You should see something similar to the following in Notepad:

[boot loader]
timeout=30
default=multi(0)disk(0)rdisk(0)partition(1)\WINDOWS
[operating systems]
multi(0)disk(0)rdisk(0)partition(1)\WINDOWS="Windows Server 2003, Enterprise" /fastdetect

Carefully duplicate and edit the last line, adding /3GB /userva=3030 as in the following, and save the file:

[boot loader]
timeout=30
default=multi(0)disk(0)rdisk(0)partition(1)\WINDOWS
[operating systems]
multi(0)disk(0)rdisk(0)partition(1)\WINDOWS="Windows Server 2003, Enterprise /3GB" /fastdetect /3GB /userva=3030
multi(0)disk(0)rdisk(0)partition(1)\WINDOWS="Windows Server 2003, Enterprise" /fastdetect

Reboot your machine, and when given the choice, select Windows Server 2003, Enterprise /3GB, or wait until the machine automatically boots the new default /3GB configuration.

This configuration allows you to run additional voices, given that you have sufficient real memory and/or pagespace.
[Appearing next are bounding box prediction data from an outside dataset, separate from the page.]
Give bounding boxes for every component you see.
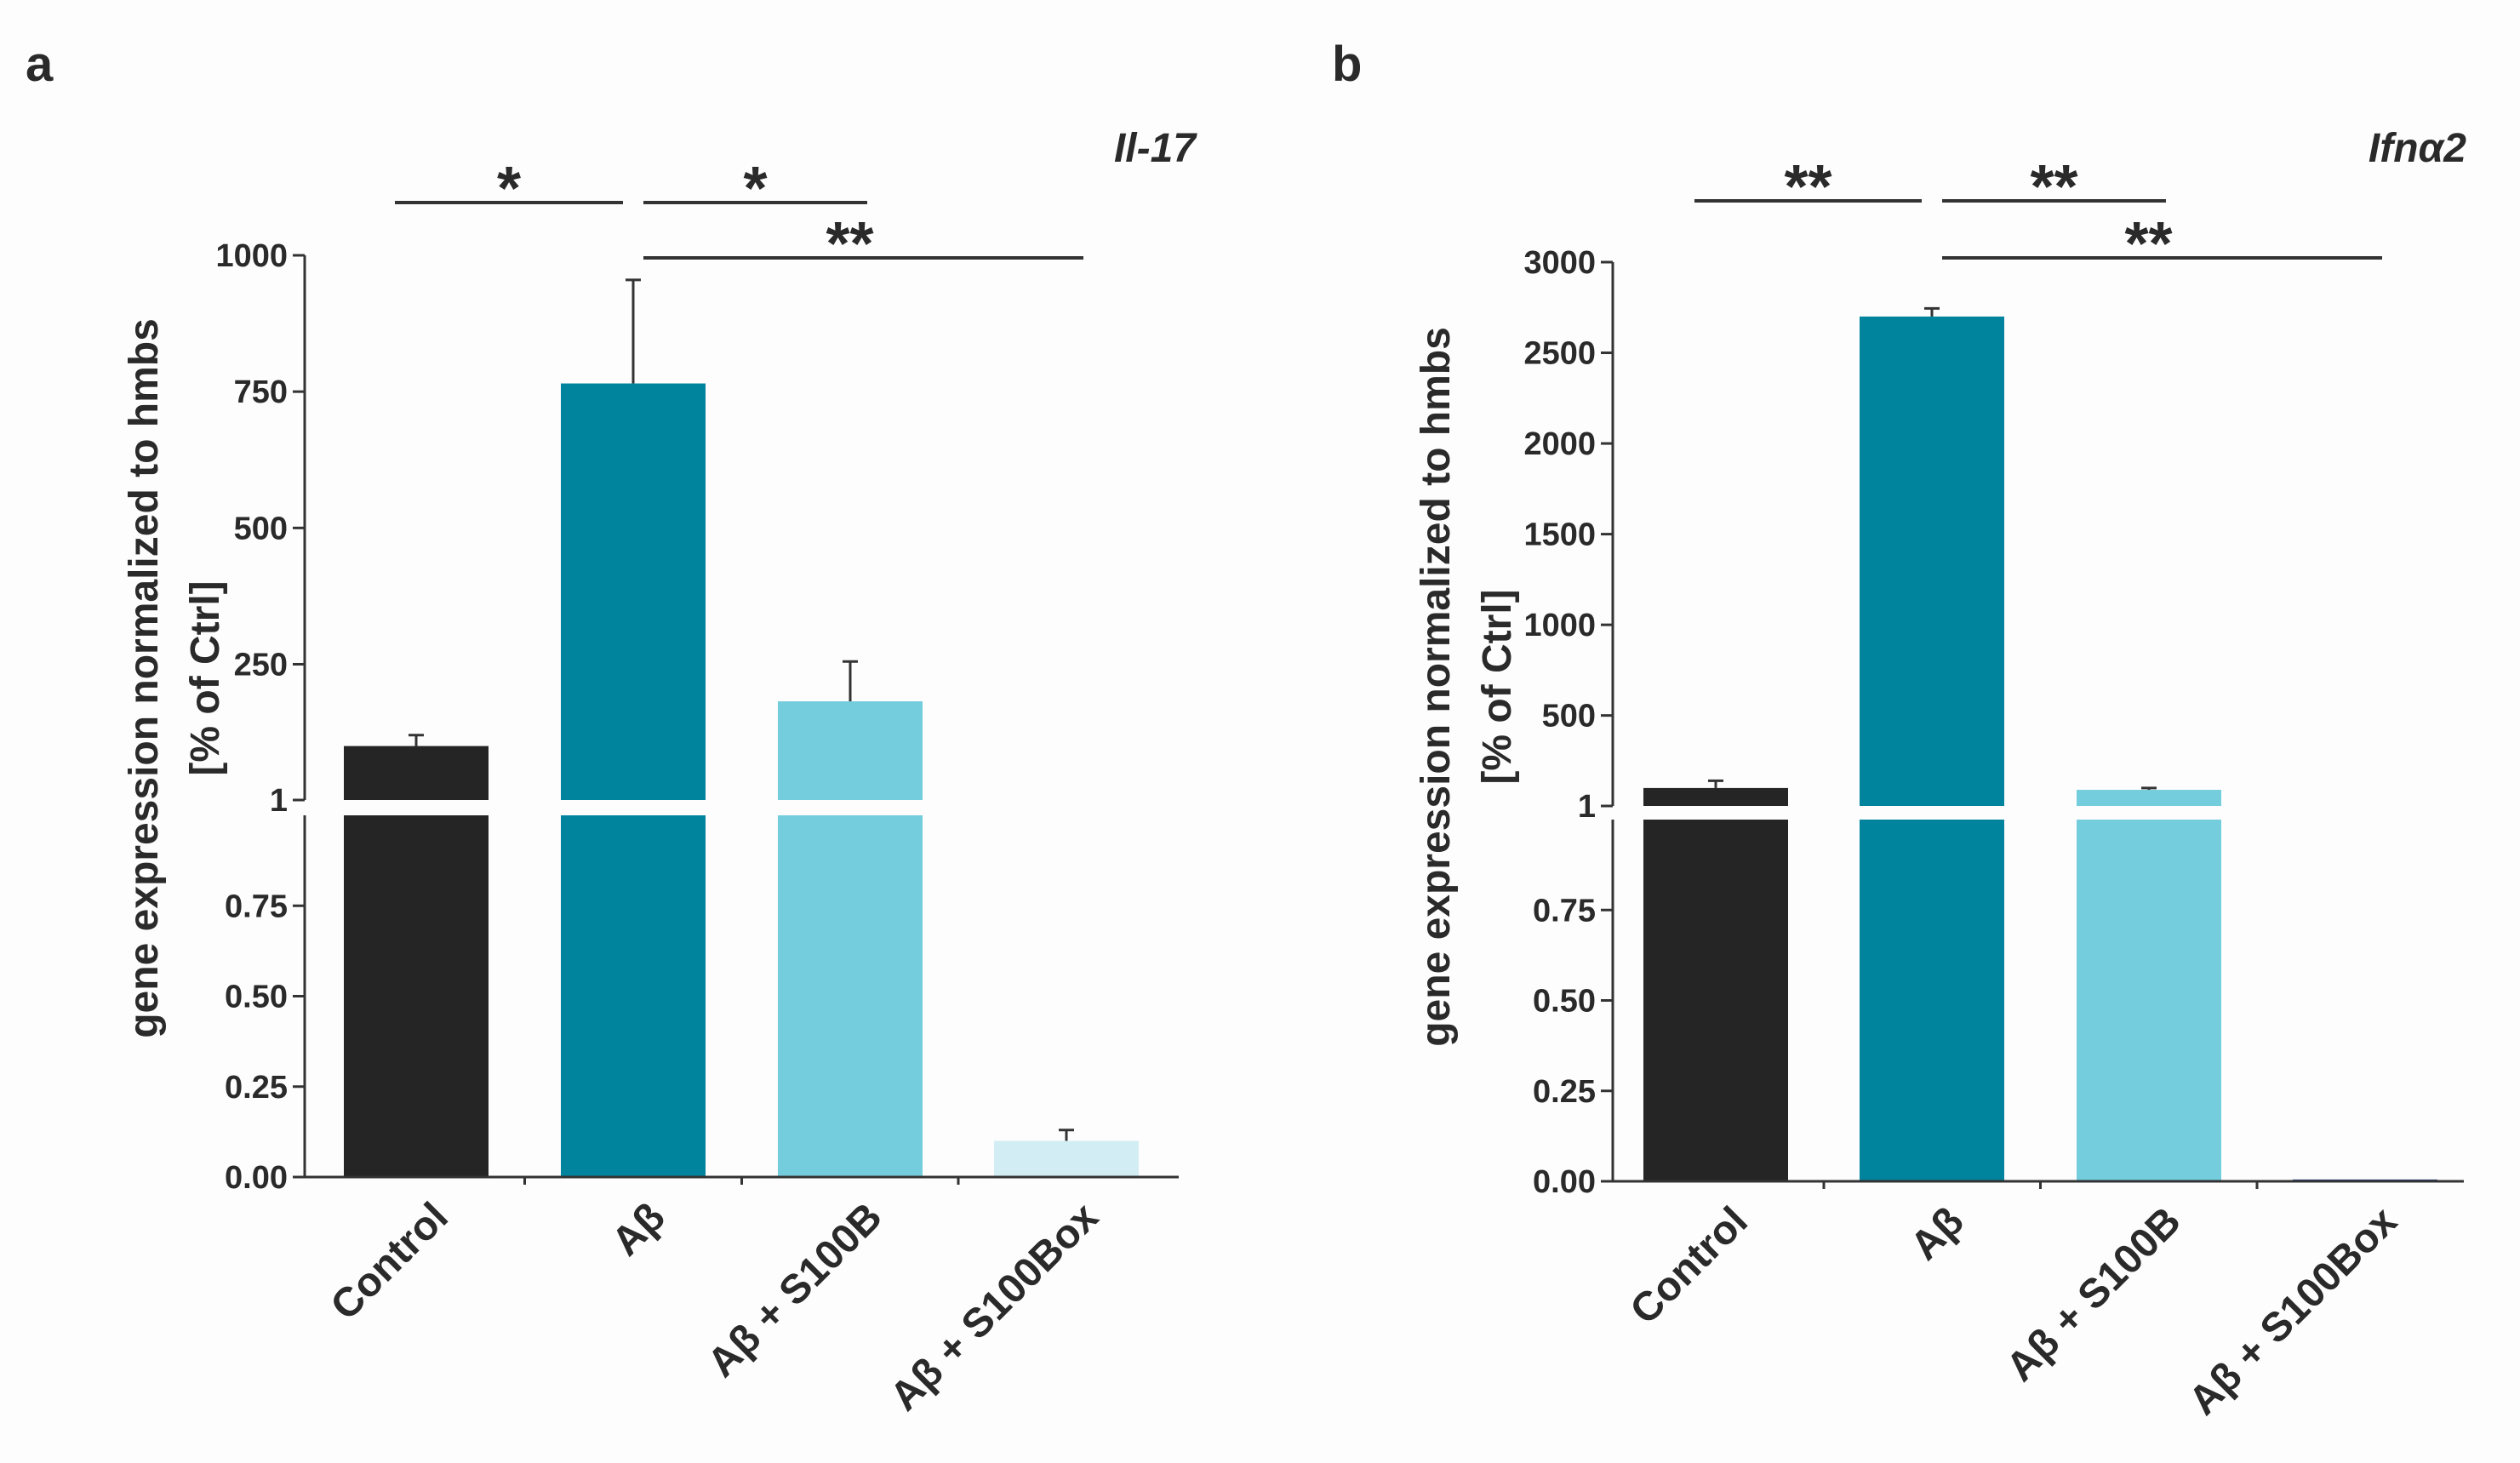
y-tick-label-upper-b-2: 1000: [1523, 608, 1596, 643]
y-axis-label-a-line1: gene expression normalized to hmbs: [122, 318, 167, 1038]
bar-upper-b-0: [1643, 787, 1788, 806]
bar-lower-a-1: [561, 815, 706, 1177]
y-tick-label-upper-a-3: 750: [234, 374, 288, 410]
y-tick-label-upper-a-2: 500: [234, 511, 288, 546]
y-tick-label-lower-a-0: 0.00: [225, 1160, 288, 1196]
significance-label-b-1: **: [2030, 153, 2077, 221]
panel-label-a: a: [26, 37, 54, 92]
y-tick-label-upper-b-6: 3000: [1523, 245, 1596, 281]
y-tick-label-upper-b-4: 2000: [1523, 426, 1596, 462]
y-axis-label-b-line1: gene expression normalized to hmbs: [1414, 327, 1459, 1047]
y-tick-label-lower-b-2: 0.50: [1533, 984, 1596, 1020]
bar-upper-b-2: [2077, 790, 2221, 806]
bar-upper-b-1: [1860, 316, 2004, 807]
panel-label-b: b: [1332, 37, 1362, 92]
bar-upper-a-1: [561, 383, 706, 800]
significance-label-b-2: **: [2124, 210, 2172, 278]
bar-lower-b-2: [2077, 820, 2221, 1181]
bar-lower-b-0: [1643, 820, 1788, 1181]
significance-label-a-0: *: [497, 155, 521, 223]
y-tick-label-upper-a-1: 250: [234, 647, 288, 683]
y-tick-label-upper-b-0: 1: [1578, 789, 1596, 825]
bar-lower-a-2: [778, 815, 923, 1177]
y-tick-label-lower-a-1: 0.25: [225, 1070, 288, 1106]
bar-lower-b-1: [1860, 820, 2004, 1181]
y-tick-label-upper-b-5: 2500: [1523, 336, 1596, 372]
y-tick-label-lower-a-2: 0.50: [225, 980, 288, 1015]
chart-title-b: Ifnα2: [2369, 126, 2466, 171]
y-tick-label-upper-b-3: 1500: [1523, 517, 1596, 553]
significance-label-b-0: **: [1784, 153, 1831, 221]
chart-title-a: Il-17: [1114, 126, 1197, 171]
y-tick-label-lower-b-1: 0.25: [1533, 1074, 1596, 1110]
significance-label-a-2: **: [826, 210, 873, 278]
y-axis-label-b-line2: [% of Ctrl]: [1475, 589, 1520, 784]
y-tick-label-upper-b-1: 500: [1542, 699, 1596, 734]
bar-upper-a-0: [344, 746, 489, 800]
significance-label-a-1: *: [743, 155, 767, 223]
y-tick-label-lower-b-0: 0.00: [1533, 1164, 1596, 1200]
y-tick-label-lower-b-3: 0.75: [1533, 893, 1596, 929]
bar-upper-a-2: [778, 701, 923, 800]
y-tick-label-lower-a-3: 0.75: [225, 889, 288, 924]
y-tick-label-upper-a-4: 1000: [215, 238, 288, 274]
y-axis-label-a-line2: [% of Ctrl]: [183, 580, 228, 775]
bar-lower-a-3: [994, 1140, 1139, 1177]
bar-lower-a-0: [344, 815, 489, 1177]
y-tick-label-upper-a-0: 1: [270, 783, 288, 819]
If there is any problem with the /3GB configuration, you can boot from the original configuration (the second line on the boot screen) and remove the /3GB line from boot.ini.

To hide the boot.ini file again, type: attrib +h +s boot.ini

Linux platforms Linux

Since WebSphere Voice Server uses a single process to load voices, the memory available for loading languages is limited by the Linux limitation for the memory available for a single process, even if the machine has a larger memory.

Reliability issues when antivirus software installed

If you have antivirus software installed or enabled on a WebSphere Voice Server Windows Server 2003 machine, you may encounter the following:

Performance issues
ASR and TTS engines time out
Windows Server 2003 stops

If the operating system stops, the Windows Server 2003 Online Crash Analysis will indicate that the antivirus software has had a critical failure and request that you update the antivirus software to correct the problem.

Also, it is possible that the antivirus scanning software is attempting to scan some or all of the WebSphere Voice Server files; therefore, it is recommended that you disable scanning for the following directories (where installation_drive is the letter designation of the drive where the software is installed, such as C:):

%WVS_ROOT% (the directory where WebSphere Voice Server is installed)
%WAS_ROOT% (the directory where WebSphere Application Server is installed)
installation_drive\Program Files\IBM\HTTPServer (the directory where IBM HTTP Server is installed)
The directory defined by the TEMP environmental variable (%TEMP%)
The directory defined by the TMP environmental variable (%TMP%)

If you have configured WebSphere Voice Server to point the General (first level) Cache and Grammar (second level) Cache to directories other than the default, then you must disable those directories as well.

If scanning on the above directories is disabled, and problems are still occurring, it may be necessary to uninstall or disable the antivirus software. Updating the antivirus software may not correct the problems. If not, contact your antivirus software vendor for a solution.

Errors when trying to load 22 KHz voices

Make certain that the list of available TTS voices does not contain both 22 KHz voices and 8 KHz voices. The following log message is displayed in that case:

CWVSB0001E: Failed to launch TTS engine process. Reason: Failed to load TTS voice voice name due to error status = 407, error cause = mixing sample rates not supported

Configure the list of available TTS voices so that it includes only 22 KHz voices, or only 8 KHz voices. Configure the default TTS voice accordingly, and restart the server (See Configuring default and available TTS voices).